Barbara Pettit, another Eliot Middle School mom, says, "We just need to invest more in our schools. Education is a right, and should be available to all."
Both mothers say their friends are not talking about, and don't even know about, the two big tax measures on the Nov. 6 ballot.
Susan Schwartz, a parent activist and member of the Pasadena Education Network, worries, "If we fail our public schools, then we fail our middle class. If our middle class fails, we're on our way to being a Third World country."
At this auditorium, which can hold hundreds, 40 or 50 people show up. In a dark gray power suit, Munger takes the parents through a PowerPoint presentation. It could have been an incredibly boring affair, but Munger talks with an easy confidence and a practical intelligence that keeps the parents interested. She seems made to order to run for public office herself.
Volunteers hand out small pencils and slips of paper for the parents to write their questions. Munger, who seems to prefer informality, tries to wave them off. "I don't think we need to do all this," she says.
Several parents want to know if Munger's proposed tax revenues can be raided by the state Legislature. "If legislators start to play with Proposition 38, someone would be suing about it," Munger responds, then pauses for a beat. "And you're looking at her." The crowd erupts with claps and a few hearty laughs.

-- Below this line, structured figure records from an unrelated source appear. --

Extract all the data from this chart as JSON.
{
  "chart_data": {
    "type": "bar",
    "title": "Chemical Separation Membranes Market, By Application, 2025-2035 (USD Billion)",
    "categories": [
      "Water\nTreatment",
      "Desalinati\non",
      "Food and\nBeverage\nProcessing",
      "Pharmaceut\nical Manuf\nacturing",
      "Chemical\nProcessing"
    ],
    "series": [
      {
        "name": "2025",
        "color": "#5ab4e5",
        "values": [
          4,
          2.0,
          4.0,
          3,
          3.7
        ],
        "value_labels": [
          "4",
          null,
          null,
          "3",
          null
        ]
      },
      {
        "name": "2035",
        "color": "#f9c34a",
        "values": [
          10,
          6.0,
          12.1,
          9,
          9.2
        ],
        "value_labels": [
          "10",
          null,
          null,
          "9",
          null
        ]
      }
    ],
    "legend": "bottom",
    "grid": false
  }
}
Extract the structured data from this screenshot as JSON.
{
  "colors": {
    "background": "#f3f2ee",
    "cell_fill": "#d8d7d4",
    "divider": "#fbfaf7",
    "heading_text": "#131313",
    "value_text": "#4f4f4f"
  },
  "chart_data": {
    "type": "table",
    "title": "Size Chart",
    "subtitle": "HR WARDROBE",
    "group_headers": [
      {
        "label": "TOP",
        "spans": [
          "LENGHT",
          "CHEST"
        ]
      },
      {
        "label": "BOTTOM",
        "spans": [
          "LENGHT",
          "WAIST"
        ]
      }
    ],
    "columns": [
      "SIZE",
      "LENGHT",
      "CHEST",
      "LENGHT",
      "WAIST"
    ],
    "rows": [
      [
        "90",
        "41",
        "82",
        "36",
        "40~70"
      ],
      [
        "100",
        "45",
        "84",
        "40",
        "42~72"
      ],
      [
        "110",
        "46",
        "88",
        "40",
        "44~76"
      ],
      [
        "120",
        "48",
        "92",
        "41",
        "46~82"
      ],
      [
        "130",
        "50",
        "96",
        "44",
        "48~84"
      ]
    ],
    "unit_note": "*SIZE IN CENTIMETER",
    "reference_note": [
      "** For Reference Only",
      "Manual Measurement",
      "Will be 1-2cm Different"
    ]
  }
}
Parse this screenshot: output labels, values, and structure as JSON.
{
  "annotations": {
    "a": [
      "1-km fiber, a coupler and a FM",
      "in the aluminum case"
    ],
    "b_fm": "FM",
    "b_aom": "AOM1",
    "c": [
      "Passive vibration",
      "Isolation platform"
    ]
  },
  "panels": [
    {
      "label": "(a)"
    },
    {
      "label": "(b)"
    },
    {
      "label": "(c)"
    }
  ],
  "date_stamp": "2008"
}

Under Munger's measure, people would pay 0.4 percent on taxable earnings of $7,600, equaling a few dollars per year in new taxes for very low earners. But it would rise to 2.2 percent for those with taxable earnings of more than $2.5 million. Munger estimates that those earning $1 million and up** would pay an average of $77,000; somebody earning $25,000 to $50,000 would pay $54 or so per year.
It seems strange to some that Proposition 38 isn't doing better. Field Poll director Mark DiCamillo says the "odds are not great" for Proposition 38 to pass, and even worse given that it needs to outdo Brown's ballot measure in total vote count to survive. UCLA dean Gilliam says if he were a betting man, he "wouldn't take Proposition 38 and the points. You'd have to give me 20 points. Literally."
One Democratic Party insider in L.A. who has worked with Munger says that she can be "difficult." Because of her wealth, he says, she's used to doing things her way, and becomes inflexible when asked to do otherwise. This could help explain why her measure is not connecting with voters, even though she has tapped a political brain trust, including Mellman, former California Teachers Association honcho John Hein, former Service Employees International Union boss Dean Tipps, veteran political strategist Nathan Ballard, political consultant Andrew Acosta and 2008 Obama pollster John Anzalone.
Gloria Romero, the hard-charging California director of Democrats for Education Reform, has not taken an official position on either tax measure. But the maverick Democrat, who openly criticizes teachers unions over hot-button issues such as the school districts' inability to remove bad teachers from classrooms, says Proposition 38 doesn't go far enough.
"Where is the bang for the buck?" asks Romero, who's glad Munger didn't back down to Brown but says, "There would be a greater appetite" for her tax if Munger had coupled it with serious classroom reforms.
Romero, of Los Angeles, was a powerhouse state senator as chairwoman of the Senate Education Committee. She believes Proposition 38 is "more honest" than Proposition 30 because it has a transparent school-funding plan. By contrast, she says Brown's measure is being sold largely as a way to beef up school funding when it's really about filling the budget hole.